In the midst of the recent Egyptian revolution, I told a story on this blog of an IT company called Arkdev in Cairo that went to every possible length to keep working with their American clients - even to the point of using dial-up modems connected via international calls, just to ensure they kept delivering.
Today, Arkdev released a short - and very colourful - book documenting their experience. It's available free and I really recommend that you go and take a look because it's a great read and really gives some insight into how it felt to be just trying to get your IT job done as the entire city collapsed into chaos. They even mentioned this blog as being a part of the story.
At the time of the revolution, it looked like things were over for IT firms in Egypt.
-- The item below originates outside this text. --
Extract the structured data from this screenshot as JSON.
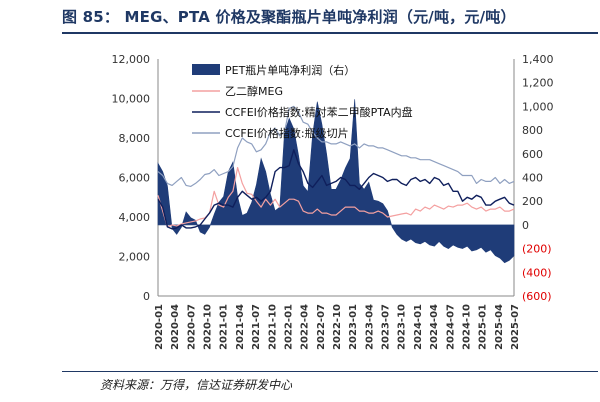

How on earth could they sell services to overseas customers when the government was even pulling stunts such as switching off the Internet for the entire nation? Even once the revolution was complete, it seemed that companies doing IT business in Egypt were ready to leave in droves, just to escape the uncertainty.
But Arkdev's story is one of resilience and it is to their credit that they have not lost any clients because of the uncertainty. The change in government - and sudden lurch to democracy - is now being presented as a step change for Egypt that will catapult their IT industry into the mainstream.
In 2009, I visited Cairo along with a group of industry analysts from firms such as Gartner and Forrester. Our brief was to explore the industry and to report on our findings without interference from the government. There were many favourable reports that came from that trip, but one question kept on recurring in the non-alcoholic bar discussions. When will Mubarak go and will any transition cause a long period of uncertainty for this industry?
Nobody expected it to happen so quickly or so violently, but it happened. And the Egyptian's are back in business, for IT as well as tourism. Arkdev's story shows that Egyptian IT firms can tear up service level agreements and still make deliveries happen in the most trying of circumstances - surely it's teams like this that anyone would want as a partner?
Egypt is now back in business as a democracy so let's see what the IT industry there can really do as confidence returns.